The motorcade with President Donald Trump arrives at his Trump International Golf Club in West Palm Beach, Florida, on Dec. 1, 2019.
ASSOCIATED PRESS
The motorcade with President Donald Trump arrives at his Trump International Golf Club in West Palm Beach, Florida, on Dec. 1, 2019.

President Donald Trump has pushed his taxpayer-funded golf tab past $170 million ($118 million US) on his 26th visit to Mar-a-Lago, his for-profit resort in Palm Beach, Florida, with a Saturday visit to his course in neighbouring West Palm Beach.

The new total is the equivalent of 296 years of the $400,000 presidential salary that his supporters often boast that he is not taking.

And of that $118.3 million, at least several million has gone into Trump’s own cash registers, as Secret Service agents, White House staff and other administration officials stay and eat at his hotels and golf courses.

The exact amount going into Trump’s pocket cannot be determined because the White House refuses to reveal how many Trump aides have been staying at his properties when he visits them and the administration will not turn over receipts for the charges incurred.

Trump’s White House on Saturday also ignored queries regarding Trump’s golf partners, continuing its practice of keeping that information secret unless he plays with a celebrity or with Sen. Lindsay Graham (R-S.C.). Previous administrations routinely disclosed the president’s golf partners.

At this exact point in former President Barack Obama’s first term, he had spent 88 days on a golf course. Saturday was Trump’s 227th day as president on a course that he owns. If Trump continues golfing at the pace he has set in his first three years, he will surpass in just one term the total number of days Obama spent golfing over two full terms — despite having repeatedly criticised Obama for playing too much golf and having promised, as a candidate, that he would be too busy to play any golf at all.

Just three years into his presidency, Trump’s travel and security expenses for his golf hobby exceed an estimate of eight years worth of expenses incurred by Obama’s family travel by millions of dollars.

The conservative group Judicial Watch said in 2017 that its tally of Obama’s travel costs, based on documents obtained through Freedom of Information Act lawsuits, had hit $105.7 million. That total, though, appears to include official trips by Obama and former first lady Michelle Obama, as well as some campaign-related travel that was partially reimbursed by the Democratic Party.

Trump’s costs are so much higher than Obama’s because Trump insists on playing golf at his own courses — primarily in Bedminster, New Jersey, and Florida — during which he greets and spends time with paying club members whose dues continue to enrich him. Each trip to Bedminster costs taxpayers about $1.1 million, while each Mar-a-Lago trip costs about $3.4 million.

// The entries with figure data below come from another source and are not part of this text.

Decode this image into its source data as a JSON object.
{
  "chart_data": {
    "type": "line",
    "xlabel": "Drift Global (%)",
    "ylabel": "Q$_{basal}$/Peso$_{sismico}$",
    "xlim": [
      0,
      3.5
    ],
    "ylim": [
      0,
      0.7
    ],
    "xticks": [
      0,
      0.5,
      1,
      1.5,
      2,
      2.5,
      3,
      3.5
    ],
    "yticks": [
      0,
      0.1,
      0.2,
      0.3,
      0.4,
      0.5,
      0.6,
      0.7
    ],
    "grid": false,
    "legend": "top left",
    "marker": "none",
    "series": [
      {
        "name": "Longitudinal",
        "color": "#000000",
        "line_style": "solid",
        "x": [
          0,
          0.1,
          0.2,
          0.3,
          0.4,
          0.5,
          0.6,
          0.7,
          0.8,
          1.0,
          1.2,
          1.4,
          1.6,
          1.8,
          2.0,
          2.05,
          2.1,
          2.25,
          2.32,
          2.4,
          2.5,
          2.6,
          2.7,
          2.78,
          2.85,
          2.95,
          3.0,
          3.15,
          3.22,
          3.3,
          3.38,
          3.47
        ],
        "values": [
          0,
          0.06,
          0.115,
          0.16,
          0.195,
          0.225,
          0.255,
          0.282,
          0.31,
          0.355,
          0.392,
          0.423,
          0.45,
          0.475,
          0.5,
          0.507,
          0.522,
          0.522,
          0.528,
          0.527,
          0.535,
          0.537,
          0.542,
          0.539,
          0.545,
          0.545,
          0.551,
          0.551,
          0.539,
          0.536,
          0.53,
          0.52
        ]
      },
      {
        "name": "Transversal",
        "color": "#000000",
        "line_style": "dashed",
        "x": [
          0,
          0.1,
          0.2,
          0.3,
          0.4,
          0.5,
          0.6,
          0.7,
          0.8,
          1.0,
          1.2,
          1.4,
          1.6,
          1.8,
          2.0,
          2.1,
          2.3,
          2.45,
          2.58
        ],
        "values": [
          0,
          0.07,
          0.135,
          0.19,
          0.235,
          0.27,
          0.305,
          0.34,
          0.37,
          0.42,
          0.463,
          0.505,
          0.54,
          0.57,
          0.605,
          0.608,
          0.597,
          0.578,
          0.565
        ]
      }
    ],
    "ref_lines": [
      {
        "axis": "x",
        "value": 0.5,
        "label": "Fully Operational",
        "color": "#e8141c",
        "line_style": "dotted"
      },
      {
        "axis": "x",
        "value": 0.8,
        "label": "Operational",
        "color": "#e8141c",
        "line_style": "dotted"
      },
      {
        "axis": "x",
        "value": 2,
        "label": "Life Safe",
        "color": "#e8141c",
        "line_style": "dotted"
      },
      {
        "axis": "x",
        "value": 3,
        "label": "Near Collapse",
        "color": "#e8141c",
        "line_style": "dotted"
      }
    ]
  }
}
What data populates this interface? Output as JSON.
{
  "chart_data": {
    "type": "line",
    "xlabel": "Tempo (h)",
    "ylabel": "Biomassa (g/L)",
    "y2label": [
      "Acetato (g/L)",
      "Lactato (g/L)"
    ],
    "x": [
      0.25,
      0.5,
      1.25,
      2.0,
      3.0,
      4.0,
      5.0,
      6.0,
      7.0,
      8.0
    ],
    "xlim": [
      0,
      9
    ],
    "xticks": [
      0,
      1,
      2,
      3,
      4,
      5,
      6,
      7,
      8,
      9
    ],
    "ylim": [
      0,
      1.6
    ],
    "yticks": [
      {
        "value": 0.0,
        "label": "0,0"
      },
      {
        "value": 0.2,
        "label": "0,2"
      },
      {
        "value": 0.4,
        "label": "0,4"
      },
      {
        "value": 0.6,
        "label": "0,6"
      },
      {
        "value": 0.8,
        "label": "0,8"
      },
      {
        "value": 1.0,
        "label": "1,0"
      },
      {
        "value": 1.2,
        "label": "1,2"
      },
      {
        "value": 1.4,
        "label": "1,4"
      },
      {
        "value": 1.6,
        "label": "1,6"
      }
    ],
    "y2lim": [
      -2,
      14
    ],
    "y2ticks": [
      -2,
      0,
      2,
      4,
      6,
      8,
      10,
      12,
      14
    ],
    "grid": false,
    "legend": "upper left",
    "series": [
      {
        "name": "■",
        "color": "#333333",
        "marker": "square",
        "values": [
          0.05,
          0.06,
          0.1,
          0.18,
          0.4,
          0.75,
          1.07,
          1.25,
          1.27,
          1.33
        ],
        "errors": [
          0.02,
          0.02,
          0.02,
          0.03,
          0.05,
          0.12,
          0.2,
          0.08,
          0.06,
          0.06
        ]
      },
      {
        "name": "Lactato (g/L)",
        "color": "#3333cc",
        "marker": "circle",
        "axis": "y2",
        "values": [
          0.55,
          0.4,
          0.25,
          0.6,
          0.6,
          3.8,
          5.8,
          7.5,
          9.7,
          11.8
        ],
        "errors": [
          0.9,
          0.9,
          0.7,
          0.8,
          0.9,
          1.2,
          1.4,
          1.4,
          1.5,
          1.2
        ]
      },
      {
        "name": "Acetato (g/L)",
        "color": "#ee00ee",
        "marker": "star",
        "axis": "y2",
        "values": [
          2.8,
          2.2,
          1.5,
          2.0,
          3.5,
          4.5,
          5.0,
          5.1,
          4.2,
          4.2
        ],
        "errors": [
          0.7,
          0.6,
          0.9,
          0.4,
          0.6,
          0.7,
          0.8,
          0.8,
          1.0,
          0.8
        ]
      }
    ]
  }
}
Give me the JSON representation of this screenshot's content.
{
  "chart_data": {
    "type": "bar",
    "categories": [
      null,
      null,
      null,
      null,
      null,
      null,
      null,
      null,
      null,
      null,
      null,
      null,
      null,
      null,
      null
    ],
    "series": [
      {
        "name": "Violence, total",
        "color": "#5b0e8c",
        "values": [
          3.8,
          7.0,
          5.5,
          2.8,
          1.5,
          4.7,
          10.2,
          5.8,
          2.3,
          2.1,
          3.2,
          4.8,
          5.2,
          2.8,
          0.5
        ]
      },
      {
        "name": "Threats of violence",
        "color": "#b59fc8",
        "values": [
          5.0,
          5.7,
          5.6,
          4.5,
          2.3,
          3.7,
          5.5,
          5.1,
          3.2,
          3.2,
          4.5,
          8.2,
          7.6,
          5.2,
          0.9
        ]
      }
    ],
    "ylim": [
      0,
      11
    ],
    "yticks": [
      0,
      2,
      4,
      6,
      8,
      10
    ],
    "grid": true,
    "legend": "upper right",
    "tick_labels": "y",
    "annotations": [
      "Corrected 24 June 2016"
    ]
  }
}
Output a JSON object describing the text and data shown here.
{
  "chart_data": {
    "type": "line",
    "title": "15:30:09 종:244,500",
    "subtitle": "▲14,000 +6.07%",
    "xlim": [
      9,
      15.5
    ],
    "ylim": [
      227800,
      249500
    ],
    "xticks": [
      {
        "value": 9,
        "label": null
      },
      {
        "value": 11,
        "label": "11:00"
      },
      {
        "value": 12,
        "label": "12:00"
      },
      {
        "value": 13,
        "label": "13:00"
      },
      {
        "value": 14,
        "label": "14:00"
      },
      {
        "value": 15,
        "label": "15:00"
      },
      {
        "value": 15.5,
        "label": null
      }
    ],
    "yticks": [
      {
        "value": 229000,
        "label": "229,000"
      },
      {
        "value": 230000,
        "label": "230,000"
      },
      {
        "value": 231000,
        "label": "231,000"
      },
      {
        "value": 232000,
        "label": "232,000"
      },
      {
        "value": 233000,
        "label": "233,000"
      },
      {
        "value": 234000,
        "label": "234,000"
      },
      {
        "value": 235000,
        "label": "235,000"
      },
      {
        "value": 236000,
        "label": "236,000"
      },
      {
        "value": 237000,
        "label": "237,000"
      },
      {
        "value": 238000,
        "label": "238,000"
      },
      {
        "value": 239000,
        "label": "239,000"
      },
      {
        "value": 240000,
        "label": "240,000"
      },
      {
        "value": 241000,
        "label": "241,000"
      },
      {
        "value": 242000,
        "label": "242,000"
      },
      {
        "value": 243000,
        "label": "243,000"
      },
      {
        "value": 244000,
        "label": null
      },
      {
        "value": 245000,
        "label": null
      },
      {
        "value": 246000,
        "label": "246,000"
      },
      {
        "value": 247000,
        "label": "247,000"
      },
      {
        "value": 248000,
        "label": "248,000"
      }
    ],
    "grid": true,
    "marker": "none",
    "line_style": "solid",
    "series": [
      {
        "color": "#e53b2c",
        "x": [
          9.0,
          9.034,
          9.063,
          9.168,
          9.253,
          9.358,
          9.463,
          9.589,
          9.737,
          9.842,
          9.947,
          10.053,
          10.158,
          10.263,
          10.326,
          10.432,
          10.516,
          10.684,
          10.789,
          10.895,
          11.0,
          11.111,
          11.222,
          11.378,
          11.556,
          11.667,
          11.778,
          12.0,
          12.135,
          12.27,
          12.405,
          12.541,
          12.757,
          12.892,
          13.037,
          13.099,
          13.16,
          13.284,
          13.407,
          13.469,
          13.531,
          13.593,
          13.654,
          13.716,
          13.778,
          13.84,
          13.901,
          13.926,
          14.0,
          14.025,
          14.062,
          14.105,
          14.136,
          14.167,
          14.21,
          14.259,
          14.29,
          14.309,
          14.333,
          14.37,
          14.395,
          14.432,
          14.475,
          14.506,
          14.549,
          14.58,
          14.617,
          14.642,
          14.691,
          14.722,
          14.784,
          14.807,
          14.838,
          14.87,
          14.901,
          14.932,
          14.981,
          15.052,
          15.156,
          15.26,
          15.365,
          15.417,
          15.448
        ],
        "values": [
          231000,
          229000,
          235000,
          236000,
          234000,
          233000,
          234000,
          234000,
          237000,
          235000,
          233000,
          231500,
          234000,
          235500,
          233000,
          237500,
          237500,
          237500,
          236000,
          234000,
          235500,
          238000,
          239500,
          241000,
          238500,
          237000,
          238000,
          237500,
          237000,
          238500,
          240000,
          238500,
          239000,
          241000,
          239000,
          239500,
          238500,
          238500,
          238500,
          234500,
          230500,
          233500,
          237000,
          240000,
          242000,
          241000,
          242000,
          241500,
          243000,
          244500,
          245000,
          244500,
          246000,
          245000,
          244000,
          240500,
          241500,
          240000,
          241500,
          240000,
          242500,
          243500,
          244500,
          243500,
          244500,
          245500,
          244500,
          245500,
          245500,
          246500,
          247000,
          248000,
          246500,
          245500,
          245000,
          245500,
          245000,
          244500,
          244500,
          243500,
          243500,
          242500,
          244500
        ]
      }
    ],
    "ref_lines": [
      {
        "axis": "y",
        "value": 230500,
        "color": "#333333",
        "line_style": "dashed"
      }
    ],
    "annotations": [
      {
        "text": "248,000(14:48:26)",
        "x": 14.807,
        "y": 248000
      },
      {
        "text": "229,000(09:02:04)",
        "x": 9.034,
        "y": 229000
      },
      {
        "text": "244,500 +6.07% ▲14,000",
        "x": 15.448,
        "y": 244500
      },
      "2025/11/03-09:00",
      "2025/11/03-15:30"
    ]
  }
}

Trump has also visited his courses in Los Angeles; Doral, Florida; Turnberry, Scotland; and Doonbeg, Ireland — all on the taxpayer dime.

In contrast, while Obama typically took expensive vacations twice a year — one to Martha’s Vineyard and one to his home state of Hawaii — the vast majority of his golf outings were to courses on military bases a short drive from the White House.

Trump’s trip to Turnberry in 2018 cost taxpayers an extra $3 million beyond what it would have cost had he remained in London prior to his summit in Helsinki with Russian leader Vladimir Putin. His trip to Ireland this summer cost taxpayers $3.6 million more than if he’d simply returned to Washington following his visit to London and Normandy, France.

Those figures are based on a HuffPost analysis that included the costs of Air Force transportation, Coast Guard patrols, Secret Service security and other expenses detailed in a January 2019 report by the Government Accountability Office of Trump’s first four visits to Mar-a-Lago in early 2017.